メゾンと協同組合が売上減少の矢面に立たされ続けており、第1期でそれぞれ17.1%と15.2%の減少となっていて、ノン・ヴィンテージのカテゴリーが苦戦を続けていることを明確に示しています。明らかな理由のひとつは、ブドウの品質には関係ないブドウ価格の上昇によるワインの値上げです。そして、より低価格、同価格帯のシャンパーニュ以外の代替品が豊富にあることです。
両共同会長は、シャンパーニュは他のスパークリングワインよりもプレミアムなカテゴリーであり、それゆえ高価格帯は正当化されると主張していますが、いくつかのメゾンや協同組合は、英国と米国の両方でノン・ヴィンテージの販売量を少しでも増やそうと、急激な値引きを始めています。この戦略は暫定的に功を奏していますが、消費者がより刺激的なスパークリングワインの代替品に移ったためか、今のところ販売不振を回復させるまでには至っていません。
IWSR(International Wine and Spirits Report)によると、米国のスパークリングワイン市場は2019年以降急激に拡大しており、2023年にはワイン愛飲者のほぼ4人に1人が定期的にスパークリングワインを選んでいるとして、報告書はこう述べています。「消費者は、スパークリングワインの新しいスタイルを探求するために、ブランド以外にもますます目を向けている」。これまでのスパークリングワイン探訪の大きな勝者はプロセッコ、クレマン、カヴァと米国のスパークリングワインであり、特に55歳以下の男性はスパークリングワインの選択においてより冒険的になっています。

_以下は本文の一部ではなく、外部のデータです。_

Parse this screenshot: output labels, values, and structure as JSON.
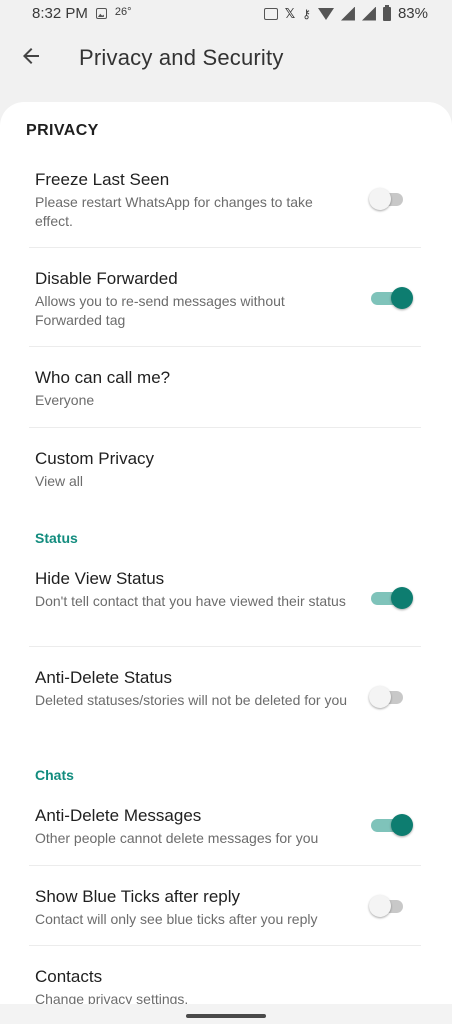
{
  "status_bar": {
    "time": "8:32 PM",
    "temperature": "26°",
    "battery": "83%",
    "icons": [
      "image-icon",
      "nfc-icon",
      "x-icon",
      "key-icon",
      "wifi-icon",
      "signal-icon",
      "signal-icon",
      "battery-icon"
    ]
  },
  "toolbar": {
    "title": "Privacy and Security",
    "back_icon": "arrow-left-icon"
  },
  "privacy": {
    "header": "PRIVACY",
    "freeze_last_seen": {
      "title": "Freeze Last Seen",
      "subtitle": "Please restart WhatsApp for changes to take effect.",
      "enabled": false
    },
    "disable_forwarded": {
      "title": "Disable Forwarded",
      "subtitle": "Allows you to re-send messages without Forwarded tag",
      "enabled": true
    },
    "who_can_call": {
      "title": "Who can call me?",
      "subtitle": "Everyone"
    },
    "custom_privacy": {
      "title": "Custom Privacy",
      "subtitle": "View all"
    }
  },
  "status": {
    "header": "Status",
    "hide_view_status": {
      "title": "Hide View Status",
      "subtitle": "Don't tell contact that you have viewed their status",
      "enabled": true
    },
    "anti_delete_status": {
      "title": "Anti-Delete Status",
      "subtitle": "Deleted statuses/stories will not be deleted for you",
      "enabled": false
    }
  },
  "chats": {
    "header": "Chats",
    "anti_delete_messages": {
      "title": "Anti-Delete Messages",
      "subtitle": "Other people cannot delete messages for you",
      "enabled": true
    },
    "show_blue_ticks": {
      "title": "Show Blue Ticks after reply",
      "subtitle": "Contact will only see blue ticks after you reply",
      "enabled": false
    },
    "contacts": {
      "title": "Contacts",
      "subtitle": "Change privacy settings."
    }
  },
  "colors": {
    "accent": "#128c7e",
    "switch_on": "#0d7d70",
    "background": "#f1f1f1"
  }
}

一方英国では、2019年からの伸びは2023年には少し鈍化したものの、それでもワイン愛飲者の3人に1人は定期的にスパークリングワインを飲んでいます。しかし、英国人は選択にこだわりがあり、スパークリングワイン愛飲者の41%は有名ブランドに固執しているようです。とはいえ、これはシャンパーニュが市場シェアを維持することにはつながっていません。代わりに、イギリスのスパークリングワイン、クレマン、低アルコールのスパークリングワインが成長を牽引しています。